Mechanical Engineering: Centroids & Center of Gravity (33 of 35) Volume=? using Pappus-Guldinus By Michel van Biezen

Summary:

1. Introduction and Objective: The video introduces the concept of finding the volume of a doughnut-shaped object formed by revolving a circular area around the x-axis. The objective is to apply the theorem of Pappus-Guldinus to calculate the volume.

2. Theorem Explanation: The Pappus-Guldinus theorem states that the volume of the object can be found by multiplying the area of the face being revolved around the x-axis by the distance traveled by the centroid of that area as it revolves. The distance traveled forms a circular path, and its length is 2π times the radius of the circular path.

3. Calculations with Numerical Values: Given that the distance from the axis of rotation to the centroid of the circular area is 10 centimeters, the radius of the circular path is determined to be 10 centimeters. Substituting values into the formula, the volume is calculated to be 1776 cubic centimeters.

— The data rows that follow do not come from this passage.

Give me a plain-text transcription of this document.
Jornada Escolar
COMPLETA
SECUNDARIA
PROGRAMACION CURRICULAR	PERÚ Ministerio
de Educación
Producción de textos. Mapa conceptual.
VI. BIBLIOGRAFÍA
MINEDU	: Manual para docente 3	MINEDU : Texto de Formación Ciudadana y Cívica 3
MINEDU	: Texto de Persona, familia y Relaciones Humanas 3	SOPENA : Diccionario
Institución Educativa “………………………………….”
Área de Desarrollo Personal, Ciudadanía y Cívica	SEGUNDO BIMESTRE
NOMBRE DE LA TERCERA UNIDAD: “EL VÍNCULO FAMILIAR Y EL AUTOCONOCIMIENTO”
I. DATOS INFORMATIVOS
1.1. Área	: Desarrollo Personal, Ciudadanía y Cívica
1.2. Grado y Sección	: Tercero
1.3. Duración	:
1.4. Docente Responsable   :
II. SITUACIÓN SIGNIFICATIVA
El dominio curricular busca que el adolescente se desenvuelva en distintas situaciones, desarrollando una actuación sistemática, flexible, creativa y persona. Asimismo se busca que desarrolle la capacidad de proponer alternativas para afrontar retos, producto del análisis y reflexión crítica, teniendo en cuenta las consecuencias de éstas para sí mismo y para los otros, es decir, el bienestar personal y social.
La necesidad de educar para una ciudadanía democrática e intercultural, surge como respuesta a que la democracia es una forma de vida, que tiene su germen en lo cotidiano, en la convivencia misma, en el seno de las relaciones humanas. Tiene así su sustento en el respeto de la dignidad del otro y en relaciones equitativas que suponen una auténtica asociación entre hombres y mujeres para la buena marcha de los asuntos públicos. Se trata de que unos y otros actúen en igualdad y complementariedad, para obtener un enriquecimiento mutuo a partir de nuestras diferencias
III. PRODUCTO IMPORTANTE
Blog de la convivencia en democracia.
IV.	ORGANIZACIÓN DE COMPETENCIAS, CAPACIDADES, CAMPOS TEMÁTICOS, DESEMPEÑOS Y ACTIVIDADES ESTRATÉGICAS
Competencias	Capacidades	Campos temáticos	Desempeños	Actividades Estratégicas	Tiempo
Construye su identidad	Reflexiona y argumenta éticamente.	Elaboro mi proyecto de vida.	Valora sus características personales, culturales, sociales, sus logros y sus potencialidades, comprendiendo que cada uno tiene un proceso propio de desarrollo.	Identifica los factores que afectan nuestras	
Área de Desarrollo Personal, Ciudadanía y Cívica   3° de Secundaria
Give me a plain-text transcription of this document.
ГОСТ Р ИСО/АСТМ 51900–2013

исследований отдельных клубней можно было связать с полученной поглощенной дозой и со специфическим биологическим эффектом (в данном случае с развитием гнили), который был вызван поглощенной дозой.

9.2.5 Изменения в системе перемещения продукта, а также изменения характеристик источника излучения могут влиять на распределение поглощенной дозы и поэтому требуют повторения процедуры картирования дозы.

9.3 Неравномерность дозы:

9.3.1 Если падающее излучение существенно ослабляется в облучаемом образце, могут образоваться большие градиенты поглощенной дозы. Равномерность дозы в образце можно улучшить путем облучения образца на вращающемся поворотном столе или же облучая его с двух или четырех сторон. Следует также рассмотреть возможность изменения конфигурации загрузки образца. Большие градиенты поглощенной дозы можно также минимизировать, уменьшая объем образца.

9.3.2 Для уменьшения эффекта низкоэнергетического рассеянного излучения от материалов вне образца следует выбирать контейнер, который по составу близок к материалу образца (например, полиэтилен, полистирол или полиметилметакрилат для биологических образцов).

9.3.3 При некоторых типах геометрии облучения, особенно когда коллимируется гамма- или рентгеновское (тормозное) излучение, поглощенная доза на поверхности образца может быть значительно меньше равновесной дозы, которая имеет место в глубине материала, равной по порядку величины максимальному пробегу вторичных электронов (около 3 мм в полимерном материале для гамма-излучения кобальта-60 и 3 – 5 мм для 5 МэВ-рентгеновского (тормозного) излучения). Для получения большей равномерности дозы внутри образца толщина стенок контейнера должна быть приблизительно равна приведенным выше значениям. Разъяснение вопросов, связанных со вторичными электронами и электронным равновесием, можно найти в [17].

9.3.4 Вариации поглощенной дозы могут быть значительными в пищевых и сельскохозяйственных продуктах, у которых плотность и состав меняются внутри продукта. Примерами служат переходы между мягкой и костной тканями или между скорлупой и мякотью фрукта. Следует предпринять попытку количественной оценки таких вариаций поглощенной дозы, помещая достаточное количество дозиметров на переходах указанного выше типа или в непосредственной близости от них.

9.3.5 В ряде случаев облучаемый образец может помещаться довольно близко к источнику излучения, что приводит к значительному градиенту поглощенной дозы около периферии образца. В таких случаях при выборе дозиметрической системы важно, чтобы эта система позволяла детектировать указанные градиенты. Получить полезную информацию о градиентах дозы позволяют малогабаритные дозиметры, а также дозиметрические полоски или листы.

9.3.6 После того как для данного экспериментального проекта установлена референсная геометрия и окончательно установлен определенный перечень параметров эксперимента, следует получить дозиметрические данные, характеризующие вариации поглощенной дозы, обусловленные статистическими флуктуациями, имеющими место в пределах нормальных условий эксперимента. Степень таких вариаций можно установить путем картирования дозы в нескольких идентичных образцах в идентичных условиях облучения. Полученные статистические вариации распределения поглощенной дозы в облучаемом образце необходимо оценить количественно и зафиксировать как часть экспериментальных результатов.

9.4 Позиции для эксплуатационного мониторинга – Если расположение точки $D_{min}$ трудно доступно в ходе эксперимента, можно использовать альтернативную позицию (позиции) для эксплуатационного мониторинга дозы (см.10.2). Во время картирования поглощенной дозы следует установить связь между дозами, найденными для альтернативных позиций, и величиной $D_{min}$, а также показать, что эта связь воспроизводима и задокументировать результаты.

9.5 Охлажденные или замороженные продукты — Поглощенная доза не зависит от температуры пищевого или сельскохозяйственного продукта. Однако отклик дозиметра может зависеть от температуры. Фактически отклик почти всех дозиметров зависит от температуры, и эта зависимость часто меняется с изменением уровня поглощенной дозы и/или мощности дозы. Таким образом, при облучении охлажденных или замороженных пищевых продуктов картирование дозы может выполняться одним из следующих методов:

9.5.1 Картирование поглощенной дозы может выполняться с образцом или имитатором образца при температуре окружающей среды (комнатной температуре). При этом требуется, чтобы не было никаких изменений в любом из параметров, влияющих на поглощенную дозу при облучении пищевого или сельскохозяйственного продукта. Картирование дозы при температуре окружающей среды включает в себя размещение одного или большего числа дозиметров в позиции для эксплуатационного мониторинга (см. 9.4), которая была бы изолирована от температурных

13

4. Generalized Formula: The process is then described in terms of symbols, where R represents the radius of the circular path and Y with a line over it represents the distance from the x-axis to the centroid. The volume formula is given as Volume = πR^2 * 2πY.

5. Conclusion: The video concludes by presenting both the calculated numerical value and the general formula for finding the volume of a doughnut-shaped object using the theorem of Pappus-Guldinus. It emphasizes the simplicity of the method once the appropriate parameters are identified.

In summary, the video demonstrates how to find the volume of a doughnut-shaped object formed by revolving a circular area around the x-axis using the theorem of Pappus-Guldinus. It provides both numerical calculations and a generalized formula for the process.